The second incident Mickelsen cited occurred at last year’s Republican National Convention.

Herrod had been the Utah co-chairman for Ted Cruz’s presidential campaign and the Utah delegation hoped to wrest the nomination from Donald Trump on the convention floor.

Mickelsen was the outgoing Republican national committeewoman from Utah and was the rules chairwoman for the convention.

The Utah delegation cast its 40 votes for Cruz, but having bowed out earlier, his name was not put into nomination so, under the state party rules, the delegates’ votes automatically went to Trump.

“After Trump secured the nomination, as I was standing with the Utah delegation, I hear someone screaming my name,” Mickelsen wrote.

“At least three consecutive times, [Herrod] screamed ‘Are you proud of yourself now, Enid?’ He was so loud, disruptive and hysterical in his behavior that at least one, and perhaps more, of his friends took Chris by the arm and half-walked, half-pulled Chris off the floor into a back hallway.”

Herrod’s take on Mickelsen’s criticisms: Possible sour grapes and this is just what happens in the world of rough-and-tumble politics.

Mickelsen wanted to be the rules chair for the Utah delegation at the national convention, and when Sen. Mike Lee’s wife, Sharon, was selected instead, “Enid let me have it,” Herrod said.

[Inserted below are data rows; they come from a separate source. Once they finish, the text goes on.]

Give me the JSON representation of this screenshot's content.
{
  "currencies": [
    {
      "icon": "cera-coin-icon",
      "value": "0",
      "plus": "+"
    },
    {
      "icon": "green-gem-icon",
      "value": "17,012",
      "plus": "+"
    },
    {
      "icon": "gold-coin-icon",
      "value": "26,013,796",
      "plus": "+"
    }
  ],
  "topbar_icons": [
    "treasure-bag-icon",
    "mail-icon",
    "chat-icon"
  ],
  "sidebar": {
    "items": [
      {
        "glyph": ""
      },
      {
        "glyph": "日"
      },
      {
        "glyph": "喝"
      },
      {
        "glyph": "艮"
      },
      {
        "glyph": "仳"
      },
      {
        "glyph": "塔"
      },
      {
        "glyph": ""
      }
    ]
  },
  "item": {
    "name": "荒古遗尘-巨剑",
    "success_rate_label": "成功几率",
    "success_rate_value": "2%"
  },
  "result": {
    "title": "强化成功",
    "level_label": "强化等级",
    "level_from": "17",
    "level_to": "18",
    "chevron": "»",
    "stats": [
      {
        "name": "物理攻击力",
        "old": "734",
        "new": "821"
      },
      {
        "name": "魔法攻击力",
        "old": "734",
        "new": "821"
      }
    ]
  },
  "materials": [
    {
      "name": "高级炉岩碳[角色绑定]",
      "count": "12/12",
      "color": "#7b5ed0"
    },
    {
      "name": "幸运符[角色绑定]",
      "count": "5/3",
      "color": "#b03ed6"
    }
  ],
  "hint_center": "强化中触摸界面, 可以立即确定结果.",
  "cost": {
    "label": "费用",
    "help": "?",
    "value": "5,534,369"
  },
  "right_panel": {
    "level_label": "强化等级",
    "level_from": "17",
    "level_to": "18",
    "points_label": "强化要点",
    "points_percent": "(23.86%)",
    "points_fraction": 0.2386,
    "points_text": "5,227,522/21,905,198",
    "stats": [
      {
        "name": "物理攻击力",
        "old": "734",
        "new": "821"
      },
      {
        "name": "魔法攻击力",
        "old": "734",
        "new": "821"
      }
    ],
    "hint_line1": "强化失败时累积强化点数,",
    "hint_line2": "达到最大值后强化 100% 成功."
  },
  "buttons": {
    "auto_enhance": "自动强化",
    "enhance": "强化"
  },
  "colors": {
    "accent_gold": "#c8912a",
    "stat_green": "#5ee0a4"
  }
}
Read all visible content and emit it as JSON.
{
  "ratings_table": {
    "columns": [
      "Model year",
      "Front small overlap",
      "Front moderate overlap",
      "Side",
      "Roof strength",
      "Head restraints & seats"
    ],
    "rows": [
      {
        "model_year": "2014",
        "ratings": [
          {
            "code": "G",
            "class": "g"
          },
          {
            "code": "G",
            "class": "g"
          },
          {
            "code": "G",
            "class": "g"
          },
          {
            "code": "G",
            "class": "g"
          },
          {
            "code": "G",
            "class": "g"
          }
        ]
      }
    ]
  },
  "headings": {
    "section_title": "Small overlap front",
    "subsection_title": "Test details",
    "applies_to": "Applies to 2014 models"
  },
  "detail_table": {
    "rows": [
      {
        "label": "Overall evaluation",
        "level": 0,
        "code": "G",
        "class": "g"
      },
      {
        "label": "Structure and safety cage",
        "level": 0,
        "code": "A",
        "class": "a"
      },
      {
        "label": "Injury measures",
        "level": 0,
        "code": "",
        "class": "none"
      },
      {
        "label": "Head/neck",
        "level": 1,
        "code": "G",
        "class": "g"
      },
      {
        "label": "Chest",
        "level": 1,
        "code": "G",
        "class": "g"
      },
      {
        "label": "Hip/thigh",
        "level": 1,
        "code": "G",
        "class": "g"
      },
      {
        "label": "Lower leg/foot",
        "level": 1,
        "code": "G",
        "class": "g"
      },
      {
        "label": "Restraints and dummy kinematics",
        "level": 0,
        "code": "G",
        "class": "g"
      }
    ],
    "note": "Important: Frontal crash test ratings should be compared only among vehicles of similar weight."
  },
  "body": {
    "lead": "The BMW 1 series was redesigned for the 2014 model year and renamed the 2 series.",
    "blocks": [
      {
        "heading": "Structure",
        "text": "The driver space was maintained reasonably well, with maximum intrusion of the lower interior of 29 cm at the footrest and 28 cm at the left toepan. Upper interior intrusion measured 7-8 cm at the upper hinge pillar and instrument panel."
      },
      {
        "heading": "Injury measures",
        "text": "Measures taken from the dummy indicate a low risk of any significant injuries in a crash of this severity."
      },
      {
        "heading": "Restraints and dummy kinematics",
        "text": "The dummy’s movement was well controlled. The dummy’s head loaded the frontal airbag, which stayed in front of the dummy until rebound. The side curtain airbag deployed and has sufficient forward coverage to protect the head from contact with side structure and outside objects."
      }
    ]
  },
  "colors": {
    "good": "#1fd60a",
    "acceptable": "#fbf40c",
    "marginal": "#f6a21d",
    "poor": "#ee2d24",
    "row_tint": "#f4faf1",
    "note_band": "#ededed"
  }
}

Mickelsen later was named rules chairwoman for the whole convention and, Herrod admitted, he was upset when the Utah delegation was not allowed to cast its votes for Cruz, who had overwhelmingly won the Utah caucus vote. He blamed Mickelsen.

On the immigration issue, he said he just wanted Mickelsen to understand the pain felt at other embassies, like Moscow and other areas of Eastern Europe, when families had to wait, or were denied, their visas.

“I don’t know what’s wrong with [expressing that opinion],” he said.

One fact that can be deduced from this intra-party feud: Political friendships often can be fleeting.